There are two things in regard to dreaming that people will want to tie into this movie. Can you become aware that you’re dreaming or become what is known as a lucid dreamer — with some level of consciousness? The answer is absolutely yes. The second layer of all of that is can you do or direct something that’s happening in the dream or are you a passive observer? The answer to that is yes. But both things take practice, and both things take intent.
Q: The “Inception” dreamers use totems, essentially handmade objects that they carry with them to test whether they are awake or dreaming. Is there a way for a sleeping person to know whether they are dreaming?

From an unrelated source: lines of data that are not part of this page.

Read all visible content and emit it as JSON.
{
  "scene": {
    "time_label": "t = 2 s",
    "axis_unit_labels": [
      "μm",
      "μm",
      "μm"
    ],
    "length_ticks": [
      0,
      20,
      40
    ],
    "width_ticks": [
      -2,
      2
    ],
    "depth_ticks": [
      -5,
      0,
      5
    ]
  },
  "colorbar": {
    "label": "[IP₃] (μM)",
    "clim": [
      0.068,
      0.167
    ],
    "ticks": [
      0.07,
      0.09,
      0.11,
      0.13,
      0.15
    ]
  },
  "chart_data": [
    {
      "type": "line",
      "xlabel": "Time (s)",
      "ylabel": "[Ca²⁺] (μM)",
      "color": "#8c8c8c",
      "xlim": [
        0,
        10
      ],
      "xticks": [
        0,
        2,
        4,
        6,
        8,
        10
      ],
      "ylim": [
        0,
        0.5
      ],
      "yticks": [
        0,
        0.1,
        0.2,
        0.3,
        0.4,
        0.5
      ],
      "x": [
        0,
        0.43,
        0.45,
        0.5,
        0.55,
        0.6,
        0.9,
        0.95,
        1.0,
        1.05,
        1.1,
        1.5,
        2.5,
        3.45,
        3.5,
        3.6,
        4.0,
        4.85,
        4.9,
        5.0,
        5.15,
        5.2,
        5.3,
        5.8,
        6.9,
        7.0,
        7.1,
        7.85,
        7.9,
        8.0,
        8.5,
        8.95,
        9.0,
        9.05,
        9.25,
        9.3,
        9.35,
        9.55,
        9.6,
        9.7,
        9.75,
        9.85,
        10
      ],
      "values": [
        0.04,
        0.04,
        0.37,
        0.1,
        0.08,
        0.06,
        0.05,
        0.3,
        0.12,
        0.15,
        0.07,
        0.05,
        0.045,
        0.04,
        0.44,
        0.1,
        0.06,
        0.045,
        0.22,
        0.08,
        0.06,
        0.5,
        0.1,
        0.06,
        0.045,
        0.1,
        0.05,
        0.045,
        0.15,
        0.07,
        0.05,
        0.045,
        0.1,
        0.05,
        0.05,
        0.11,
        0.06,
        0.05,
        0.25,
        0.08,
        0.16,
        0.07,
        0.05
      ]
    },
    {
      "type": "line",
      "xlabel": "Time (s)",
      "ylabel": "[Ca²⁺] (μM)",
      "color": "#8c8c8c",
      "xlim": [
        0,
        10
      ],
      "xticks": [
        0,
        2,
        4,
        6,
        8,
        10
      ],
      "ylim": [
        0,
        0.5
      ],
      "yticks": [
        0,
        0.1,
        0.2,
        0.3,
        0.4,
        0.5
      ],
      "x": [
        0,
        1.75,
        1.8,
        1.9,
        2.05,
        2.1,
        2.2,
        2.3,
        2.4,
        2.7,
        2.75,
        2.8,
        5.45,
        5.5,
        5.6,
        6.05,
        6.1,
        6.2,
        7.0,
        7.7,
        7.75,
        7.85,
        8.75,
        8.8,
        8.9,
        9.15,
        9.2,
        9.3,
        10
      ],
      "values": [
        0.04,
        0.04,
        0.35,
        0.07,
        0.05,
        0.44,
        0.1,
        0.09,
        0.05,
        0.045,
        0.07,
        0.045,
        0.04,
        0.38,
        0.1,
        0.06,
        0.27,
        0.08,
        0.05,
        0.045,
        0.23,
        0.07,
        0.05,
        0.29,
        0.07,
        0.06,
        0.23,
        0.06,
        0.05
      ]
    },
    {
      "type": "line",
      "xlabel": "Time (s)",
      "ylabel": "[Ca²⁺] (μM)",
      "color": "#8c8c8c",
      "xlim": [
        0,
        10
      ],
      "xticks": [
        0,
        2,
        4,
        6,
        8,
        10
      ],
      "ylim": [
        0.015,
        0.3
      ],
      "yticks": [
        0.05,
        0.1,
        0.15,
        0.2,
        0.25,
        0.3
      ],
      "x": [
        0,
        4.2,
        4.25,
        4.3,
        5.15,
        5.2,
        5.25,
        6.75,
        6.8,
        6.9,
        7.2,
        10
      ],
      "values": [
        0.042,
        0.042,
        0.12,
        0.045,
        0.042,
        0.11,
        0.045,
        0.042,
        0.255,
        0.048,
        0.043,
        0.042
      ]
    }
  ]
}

A: There are things that I would call dream signs. Almost like the spinning top. And those dream signs can be a number of different things that make you realize that you’re dreaming. For instance, if you have a dream and you’re not in your own body or that your body isn’t the same as usual, that can be a dream sign. Or that you can fly or do things that you normally can’t do in your real life. Those are signs that you can say to yourself that if that experience happens or I see that, that must mean that I’m dreaming.
Q: Can an idea from a person’s dream really become a part of their subconscious and cause them to act a certain way later, or is the idea already there, which is why the person dreamed it anyway?
A: The idea of the experience is already there. It’s a synthesis of the conscious and unconscious world of the individual.
It’s not that someone put it in there. It’s not like someone is beaming their dream into them. We are the writer and directors of our own dreams and in that sense you can take better control of your own dream if you realize, “OK, this is me. I’ve constructed it. I’m the architect and the writer of the story.”
Q: What about the idea of sharing dreams?
A: Sharing a dream is much like talking to someone else about it. But sharing a dream because you sleep near somebody is impossible. You could share elements of dreams because you’ve had a similar experience.
Q: Individuals hurt in “Inception’s” dream world experience pain to some degree, while death causes the dreamer to wake up. Like the movie, don’t we tend to wake up right before death occurs?
A: It is possible for people to die in their dream. There are plenty of people who have been shot and killed in their dream and later woke up and remembered that they died, that they fell off the cliff. Do you always wake up before you hit the ground? No. Some people hit the ground when they jump off a cliff and they get hurt or they die. There’s no hard and fast rule. The beauty and the mystery of all this is that dreaming is very individualistic.
If you can check your reality at the door, it’s a very enjoyable and visually interesting movie. But just as the movie leaves big questions unanswered, there are many unanswered questions about the dream world.